I don't think software vendors should be able to use the DMCA to hide behind. If the product is flawed and vulnerable the buyers of that software should be notified. Using litigation and fear tactics to squash vulnerability research doesn't make the product more secure.
April 14th, 2003 02:52 PM
He should try to appeal, and I also beleive someone should go ahead and do this anyway.
April 14th, 2003 02:59 PM
one of the reasons why their are so many problems with the DCMA is that it's always going to be out of date. Technology changes everyday, and so limiting what can and can't be done with one Doc isn't going to work. A serious look needs to be taken at technology in general, and the government needs to decide what to do. Computers are no longer just tools for our jobs, or household appliances. They are becoming a part of our lives, and the Gov't needs to realize that.

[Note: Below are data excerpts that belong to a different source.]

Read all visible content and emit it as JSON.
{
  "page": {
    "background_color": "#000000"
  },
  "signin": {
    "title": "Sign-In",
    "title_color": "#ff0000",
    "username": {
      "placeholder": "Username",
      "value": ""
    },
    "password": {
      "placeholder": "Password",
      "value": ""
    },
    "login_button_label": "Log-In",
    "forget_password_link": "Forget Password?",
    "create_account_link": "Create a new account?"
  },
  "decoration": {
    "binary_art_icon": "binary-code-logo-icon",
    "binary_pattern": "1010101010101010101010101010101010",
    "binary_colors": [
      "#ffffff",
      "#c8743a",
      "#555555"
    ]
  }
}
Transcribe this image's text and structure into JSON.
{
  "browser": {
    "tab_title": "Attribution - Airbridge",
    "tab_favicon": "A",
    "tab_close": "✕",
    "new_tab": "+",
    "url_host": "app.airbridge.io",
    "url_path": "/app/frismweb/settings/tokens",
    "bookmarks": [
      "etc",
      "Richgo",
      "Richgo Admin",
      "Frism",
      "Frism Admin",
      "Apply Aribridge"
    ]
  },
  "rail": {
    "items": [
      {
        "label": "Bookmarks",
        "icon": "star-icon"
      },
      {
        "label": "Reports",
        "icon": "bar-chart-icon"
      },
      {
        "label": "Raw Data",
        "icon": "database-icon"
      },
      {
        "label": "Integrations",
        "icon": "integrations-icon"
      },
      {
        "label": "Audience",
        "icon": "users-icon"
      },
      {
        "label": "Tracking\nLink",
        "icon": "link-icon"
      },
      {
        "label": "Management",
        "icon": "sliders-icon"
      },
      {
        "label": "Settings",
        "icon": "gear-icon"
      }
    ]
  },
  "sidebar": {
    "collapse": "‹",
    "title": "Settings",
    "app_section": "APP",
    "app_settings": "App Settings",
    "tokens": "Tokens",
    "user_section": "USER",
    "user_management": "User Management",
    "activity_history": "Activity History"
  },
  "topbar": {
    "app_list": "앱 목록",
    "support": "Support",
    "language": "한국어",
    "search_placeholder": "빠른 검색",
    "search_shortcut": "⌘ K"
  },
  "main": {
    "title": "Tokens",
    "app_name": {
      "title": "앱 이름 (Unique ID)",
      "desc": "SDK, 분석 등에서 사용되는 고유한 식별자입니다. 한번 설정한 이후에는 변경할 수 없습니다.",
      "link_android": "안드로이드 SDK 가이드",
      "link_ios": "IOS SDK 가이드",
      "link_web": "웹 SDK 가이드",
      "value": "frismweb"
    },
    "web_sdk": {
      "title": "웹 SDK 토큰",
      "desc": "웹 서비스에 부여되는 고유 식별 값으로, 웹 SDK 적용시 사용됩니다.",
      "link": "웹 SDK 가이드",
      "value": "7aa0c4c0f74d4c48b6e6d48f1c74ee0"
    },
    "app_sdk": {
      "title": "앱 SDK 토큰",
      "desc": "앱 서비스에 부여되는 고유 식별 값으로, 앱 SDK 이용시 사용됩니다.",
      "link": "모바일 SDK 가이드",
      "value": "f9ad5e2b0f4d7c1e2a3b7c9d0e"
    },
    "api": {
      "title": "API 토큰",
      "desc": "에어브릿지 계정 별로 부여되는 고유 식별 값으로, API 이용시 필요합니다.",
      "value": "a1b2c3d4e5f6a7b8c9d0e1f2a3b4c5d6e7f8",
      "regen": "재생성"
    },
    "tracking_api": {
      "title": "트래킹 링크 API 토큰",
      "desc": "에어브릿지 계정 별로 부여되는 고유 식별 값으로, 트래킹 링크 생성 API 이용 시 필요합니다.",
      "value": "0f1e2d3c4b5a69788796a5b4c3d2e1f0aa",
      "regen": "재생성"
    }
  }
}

i\'m starting to think that i\'m bound to always be the first guy on the second page of the thread.
April 14th, 2003 05:25 PM
The Michigan state Super-DMCA law which went into effect on March 31, 2003 is beginning to make an impact:
It seems that both the federal and the state-level DMCA laws have a significantly greater impact on legitimate users than they do on those they were intended to catch. Creating a law to stop the illegal activities of the lawless is a wicked irony. The problem with laws is that only the lawful follow them.

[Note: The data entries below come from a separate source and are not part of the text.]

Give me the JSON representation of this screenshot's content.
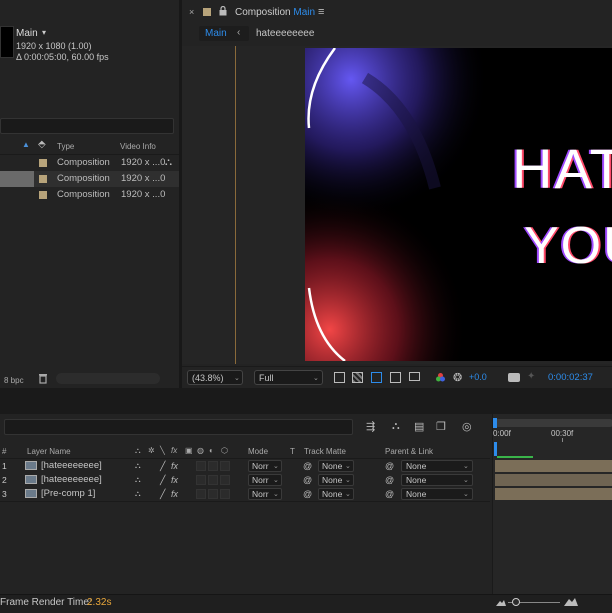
{
  "project": {
    "selected_name": "Main",
    "selected_specs": "1920 x 1080 (1.00)",
    "selected_duration": "Δ 0:00:05:00, 60.00 fps",
    "search_placeholder": "",
    "columns": {
      "type": "Type",
      "video_info": "Video Info"
    },
    "items": [
      {
        "type": "Composition",
        "info": "1920 x ...0",
        "selected": false,
        "color": "#b7a37a"
      },
      {
        "type": "Composition",
        "info": "1920 x ...0",
        "selected": true,
        "color": "#b7a37a"
      },
      {
        "type": "Composition",
        "info": "1920 x ...0",
        "selected": false,
        "color": "#b7a37a"
      }
    ],
    "bpc": "8 bpc"
  },
  "viewer": {
    "panel_label": "Composition",
    "panel_comp": "Main",
    "menu_icon": "≡",
    "tabs": [
      {
        "label": "Main",
        "active": true
      },
      {
        "label": "hateeeeeeee",
        "active": false
      }
    ],
    "preview_text_line1": "HAT",
    "preview_text_line2": "YOU",
    "zoom": "(43.8%)",
    "resolution": "Full",
    "exposure": "+0.0",
    "timecode": "0:00:02:37"
  },
  "timeline": {
    "search_placeholder": "",
    "columns": {
      "num": "#",
      "layer_name": "Layer Name",
      "mode": "Mode",
      "t": "T",
      "track_matte": "Track Matte",
      "parent": "Parent & Link"
    },
    "ruler": {
      "start": "0:00f",
      "mark": "00:30f"
    },
    "layers": [
      {
        "num": "1",
        "name": "[hateeeeeeee]",
        "mode": "Norr",
        "matte": "None",
        "parent": "None"
      },
      {
        "num": "2",
        "name": "[hateeeeeeee]",
        "mode": "Norr",
        "matte": "None",
        "parent": "None"
      },
      {
        "num": "3",
        "name": "[Pre-comp 1]",
        "mode": "Norr",
        "matte": "None",
        "parent": "None"
      }
    ]
  },
  "status": {
    "label": "Frame Render Time:",
    "value": "2.32s"
  },
  "colors": {
    "accent_blue": "#2d8ceb",
    "label_tan": "#b7a37a",
    "render_time": "#e8a63a",
    "work_area_green": "#3ab44a"
  }
}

A University of Michigan graduate student noted for his research into steganography and honeypots -- techniques for concealing messages and detecting hackers, respectively -- says he's been forced to move his research papers and software offshore and prohibit U.S. residents from accessing it, in response to a controversial new state law that makes it a felony to possess software capable of concealing the existence or source of any electronic communication.
"Super-DMCA" Fears Suppress Security Research
In the end, the companies and industries that might be embarassed by the findings of legitimate researchers and developers wield the broad wording of the law to oppress and prosecute the lawful which is why the broad wording is so dangerous to begin with.
April 14th, 2003 05:27 PM
I wonder if we can bring charges agenst the state of Michigan..all you need to do is get someone from inside the goverment network o view your website...I am sure they are useing NAT and a firewall so as soon as they view your page they are in violation of the super DCMA tehy passed and you could sue them. This of cours would take someone with time and money and a lawer on retainer.
April 14th, 2003 05:53 PM
Laws don't really stop anyone, if they did noone would break the law. Someone will do it, under wraps and whent hey do it, release it on something like kazaa,make headlines and they will have to deal with it.
Remember that DVD jon guy? He beat the system. So can everyone else.
April 14th, 2003 06:24 PM
It seems to me they just need to come up with a better way to enforce the laws they have allready on the books instead of coming up with new ones. Does anybody actualy think that the DCMA is going to realy discourage any serious hackers? Its just like some gun controll laws. They dont stop the gangsta's from carrying guns do they?
April 15th, 2003 02:16 AM
Your right zombie, laws are neccsary to persucute the people but the serious people don't give a damn. And one or another it will get done, but they chose to make headlines about it.